In Rogers v. Pell (154 N. Y. 518, 529) the Court of Appeals ruled:
‘ ‘ An instrument is not ‘ duly acknowledged ’ unless there is not only the oral acknowledgment but the written certificate also, as required by the statutes regulating the subject.”
In the Sommers case (supra, p. 1016), the court stated:
“ It cannot be denied that the husband subscribed the instrument during the life time of his wife. Its terms are clear and explicit. It was subscribed by him for the particular purpose set out therein. The Surrogate has no hesitancy in finding that the husband’s intent was to be bound by its terms. He orally acknowledged the genuineness of his signature and the execution of the instrument before the Surrogate. In the absence of any provision in the statute as to the time of acknowledgment, may the Surrogate sit idly by and permit a fraud to be perpetrated on an estate by failure to cause a written certificate of acknowledgment to be attached to the instrument? The answer is obvious and the Surrogate’s duty is plain. He is commanded ‘ To administer justice in all matters relating to the affairs of decedents ’ (Surrogate’s Ct. Act, § 40) and not to defeat it.
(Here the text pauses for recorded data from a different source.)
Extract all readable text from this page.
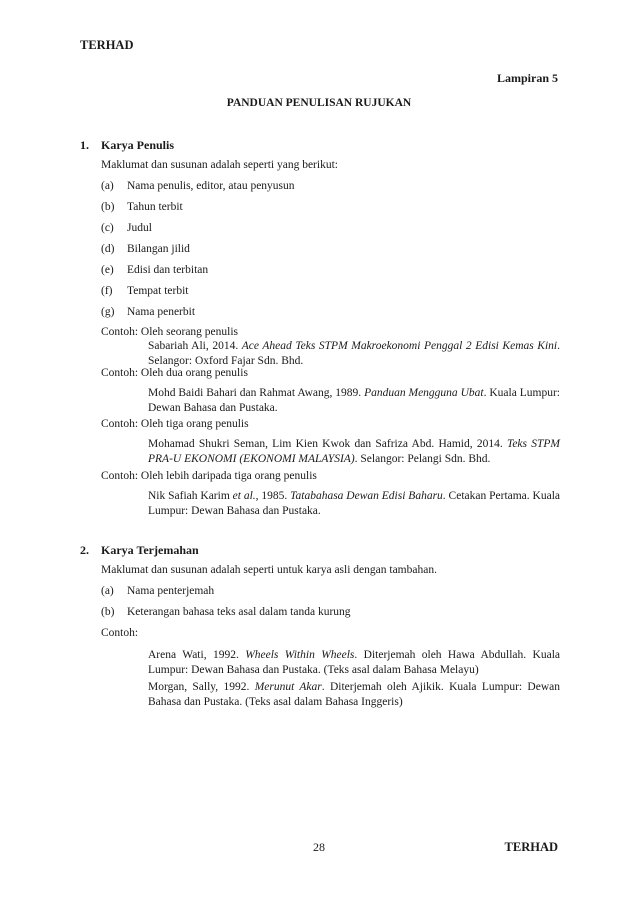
TERHAD
Lampiran 5
PANDUAN PENULISAN RUJUKAN
1. Karya Penulis
Maklumat dan susunan adalah seperti yang berikut:
(a) Nama penulis, editor, atau penyusun
(b) Tahun terbit
(c) Judul
(d) Bilangan jilid
(e) Edisi dan terbitan
(f) Tempat terbit
(g) Nama penerbit
Contoh: Oleh seorang penulis
Sabariah Ali, 2014. Ace Ahead Teks STPM Makroekonomi Penggal 2 Edisi Kemas Kini. Selangor: Oxford Fajar Sdn. Bhd.
Contoh: Oleh dua orang penulis
Mohd Baidi Bahari dan Rahmat Awang, 1989. Panduan Mengguna Ubat. Kuala Lumpur: Dewan Bahasa dan Pustaka.
Contoh: Oleh tiga orang penulis
Mohamad Shukri Seman, Lim Kien Kwok dan Safriza Abd. Hamid, 2014. Teks STPM PRA-U EKONOMI (EKONOMI MALAYSIA). Selangor: Pelangi Sdn. Bhd.
Contoh: Oleh lebih daripada tiga orang penulis
Nik Safiah Karim et al., 1985. Tatabahasa Dewan Edisi Baharu. Cetakan Pertama. Kuala Lumpur: Dewan Bahasa dan Pustaka.
2. Karya Terjemahan
Maklumat dan susunan adalah seperti untuk karya asli dengan tambahan.
(a) Nama penterjemah
(b) Keterangan bahasa teks asal dalam tanda kurung
Contoh:
Arena Wati, 1992. Wheels Within Wheels. Diterjemah oleh Hawa Abdullah. Kuala Lumpur: Dewan Bahasa dan Pustaka. (Teks asal dalam Bahasa Melayu)
Morgan, Sally, 1992. Merunut Akar. Diterjemah oleh Ajikik. Kuala Lumpur: Dewan Bahasa dan Pustaka. (Teks asal dalam Bahasa Inggeris)
28	TERHAD
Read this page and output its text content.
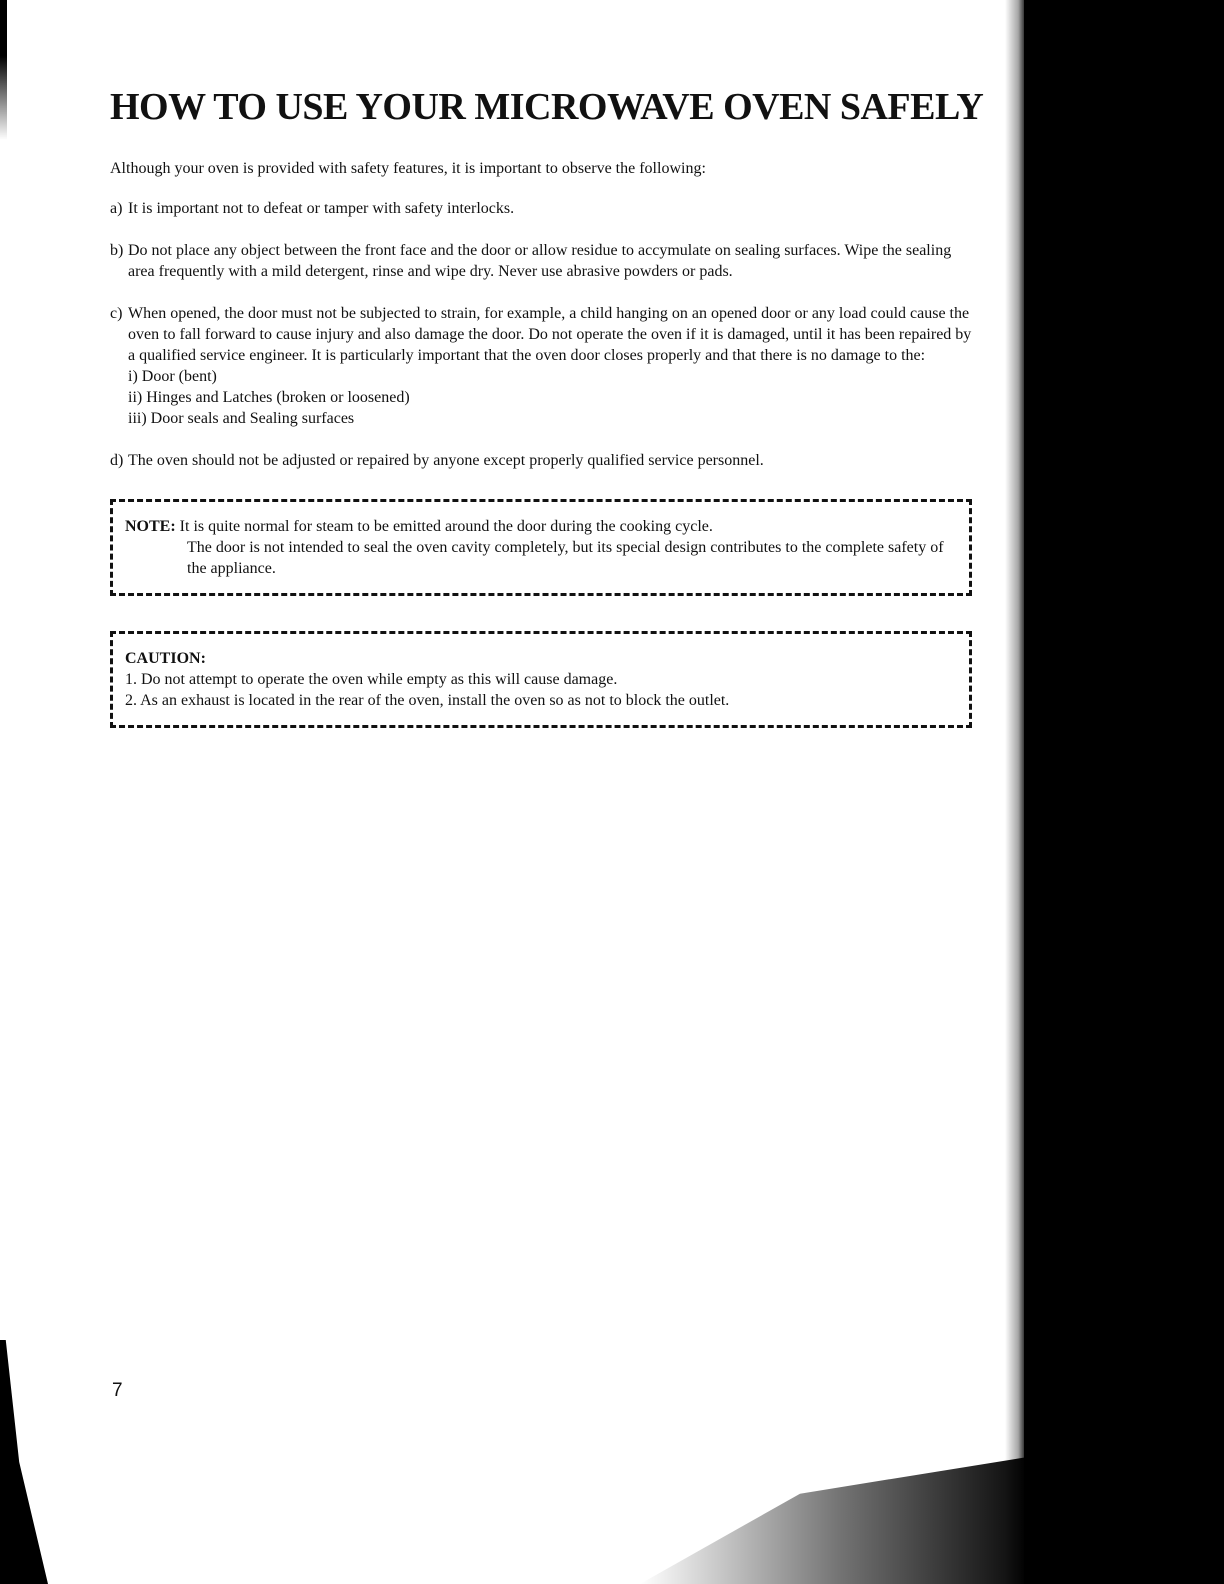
HOW TO USE YOUR MICROWAVE OVEN SAFELY

Although your oven is provided with safety features, it is important to observe the following:

a) It is important not to defeat or tamper with safety interlocks.
b) Do not place any object between the front face and the door or allow residue to accymulate on sealing surfaces. Wipe the sealing area frequently with a mild detergent, rinse and wipe dry. Never use abrasive powders or pads.
c) When opened, the door must not be subjected to strain, for example, a child hanging on an opened door or any load could cause the oven to fall forward to cause injury and also damage the door. Do not operate the oven if it is damaged, until it has been repaired by a qualified service engineer. It is particularly important that the oven door closes properly and that there is no damage to the:
i) Door (bent)
ii) Hinges and Latches (broken or loosened)
iii) Door seals and Sealing surfaces
d) The oven should not be adjusted or repaired by anyone except properly qualified service personnel.

NOTE: It is quite normal for steam to be emitted around the door during the cooking cycle.

The door is not intended to seal the oven cavity completely, but its special design contributes to the complete safety of the appliance.

CAUTION:

1. Do not attempt to operate the oven while empty as this will cause damage.

2. As an exhaust is located in the rear of the oven, install the oven so as not to block the outlet.

7
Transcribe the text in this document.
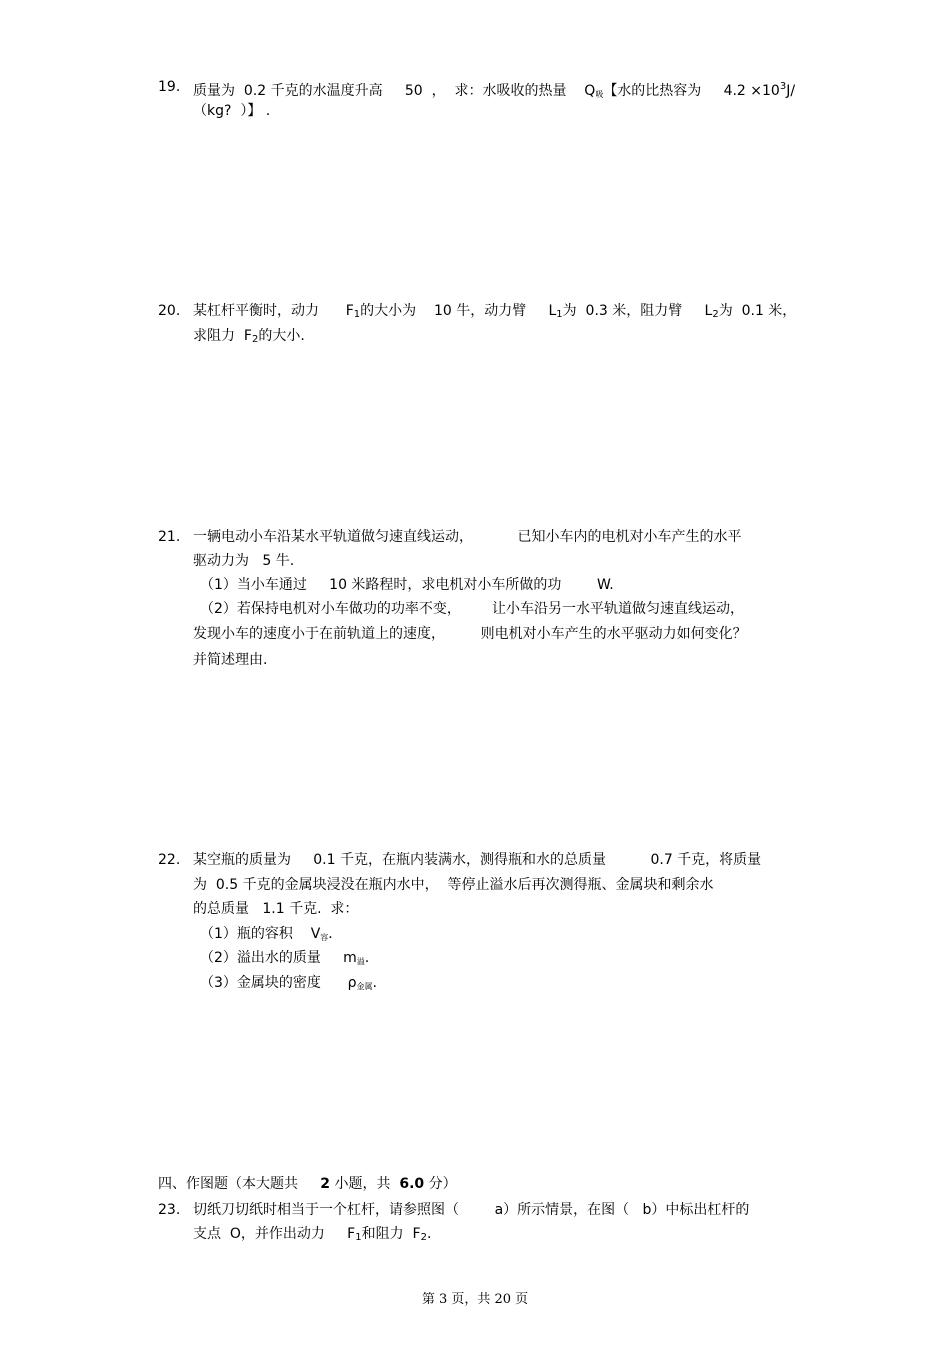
19. 质量为  0.2 千克的水温度升高     50  ，  求：水吸收的热量    Q吸【水的比热容为     $4.2 \times 10^3J/$
（kg?  ）】 .
20. 某杠杆平衡时，动力      $F_1$的大小为    10 牛，动力臂     $L_1$为  0.3 米，阻力臂     $L_2$为  0.1 米，
求阻力  $F_2$的大小.
21. 一辆电动小车沿某水平轨道做匀速直线运动，          已知小车内的电机对小车产生的水平
驱动力为   5 牛.
（1）当小车通过     10 米路程时，求电机对小车所做的功        W.
（2）若保持电机对小车做功的功率不变，       让小车沿另一水平轨道做匀速直线运动，
发现小车的速度小于在前轨道上的速度，        则电机对小车产生的水平驱动力如何变化？
并简述理由.
22. 某空瓶的质量为     0.1 千克，在瓶内装满水，测得瓶和水的总质量          0.7 千克，将质量
为  0.5 千克的金属块浸没在瓶内水中，  等停止溢水后再次测得瓶、金属块和剩余水
的总质量   1.1 千克.  求：
（1）瓶的容积    V容.
（2）溢出水的质量     m溢.
（3）金属块的密度      ρ金属.
四、作图题（本大题共     2 小题，共  6.0 分）
23. 切纸刀切纸时相当于一个杠杆，请参照图（        a）所示情景，在图（   b）中标出杠杆的
支点  O，并作出动力     $F_1$和阻力  $F_2$.
第 3 页，共 20 页
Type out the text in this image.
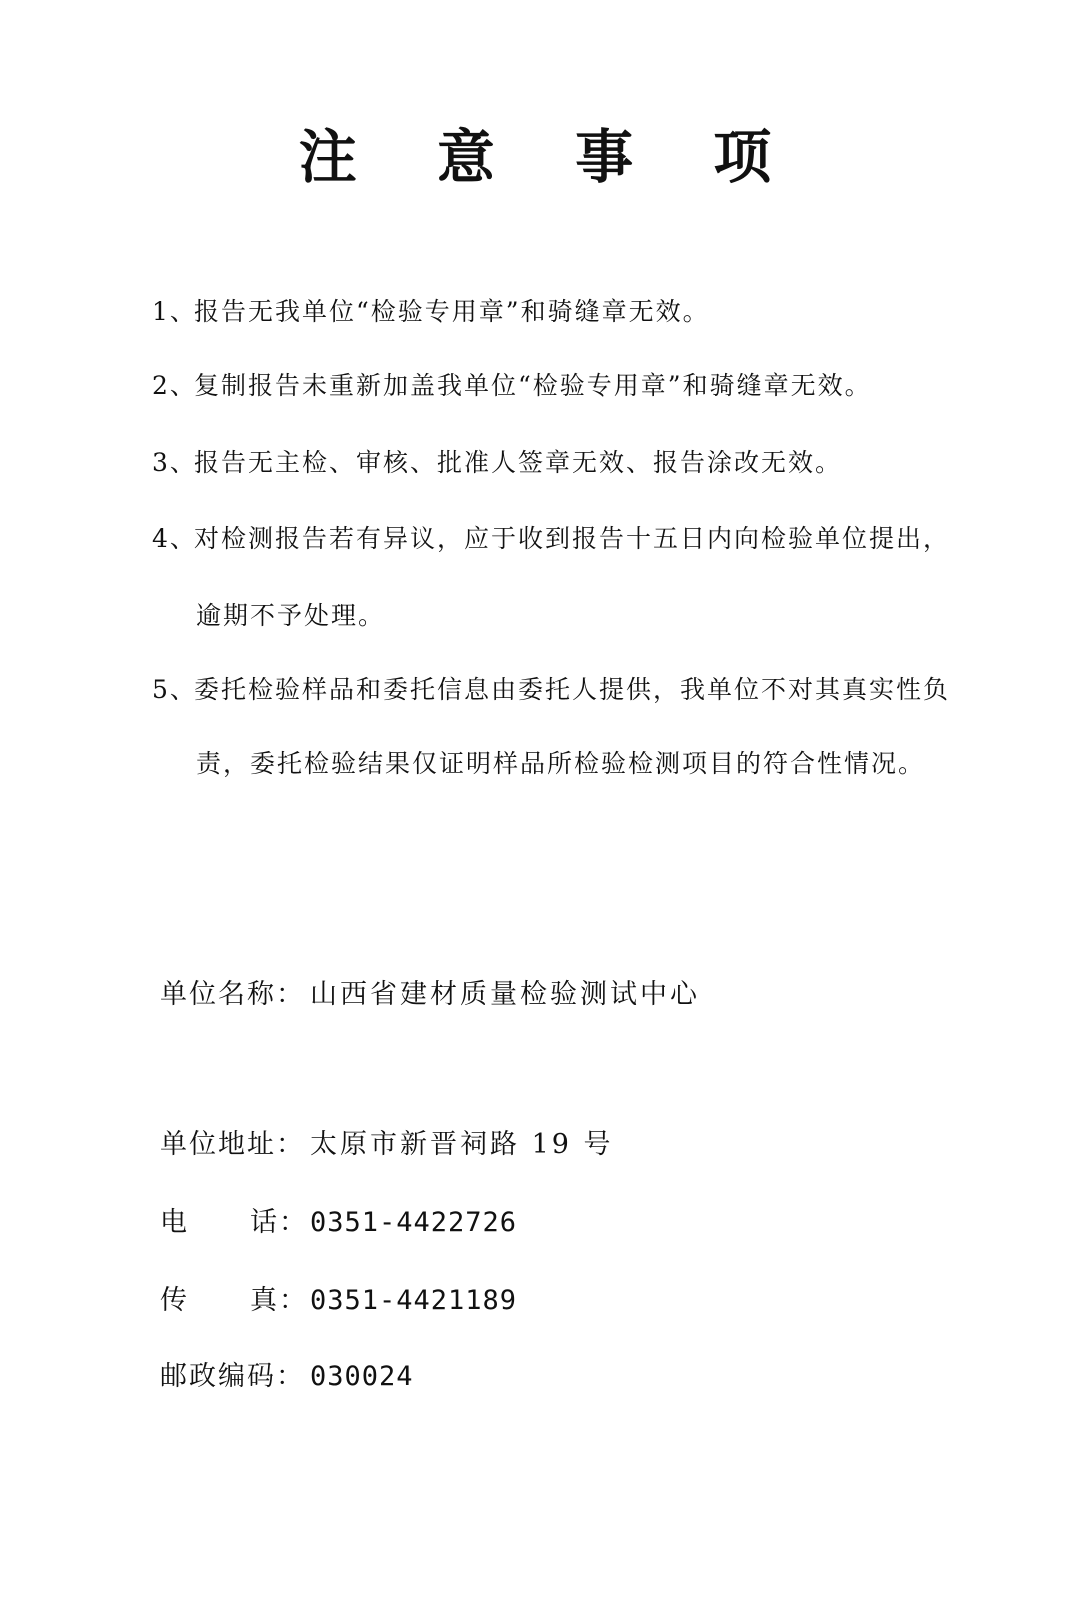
注 意 事 项
1、报告无我单位“检验专用章”和骑缝章无效。
2、复制报告未重新加盖我单位“检验专用章”和骑缝章无效。
3、报告无主检、审核、批准人签章无效、报告涂改无效。
4、对检测报告若有异议，应于收到报告十五日内向检验单位提出，
逾期不予处理。
5、委托检验样品和委托信息由委托人提供，我单位不对其真实性负
责，委托检验结果仅证明样品所检验检测项目的符合性情况。
单位名称： 山西省建材质量检验测试中心
单位地址： 太原市新晋祠路 19 号
电 话：0351-4422726
传 真：0351-4421189
邮政编码： 030024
‘ ‘ Within the definition of justice is the principle of rectitude and just dealing of men with each other. Honorable men do justice when they do that which is fair. It is the Surrogate’s obligation to compel the husband to do what is fair under the circumstances and thereby avert the commission of a fraud upon the decedent and her estate. The Surrogate has, therefore, *1003caused a written certificate of acknowledgment to be attached to the waiver and determines that the husband has no right of election.” (Emphasis supplied.)
In the instant case the facts are identical with the factual situation in the Sommers case in that James C. Hungerford admitted before this court that he subscribed the instrument during the lifetime of his wife. The agreement is clear and by it he waived his right of election.
The fact that J ames C. Hungerford returned to the premises occupied by his wife when she was confined to bed in her last illness was not supported by any evidence to show that she had agreed to take him back thereby nullifying the separation agreement.
The court holds that the separation agreement is binding on James C. Hungerford and that his election to take against her will is denied.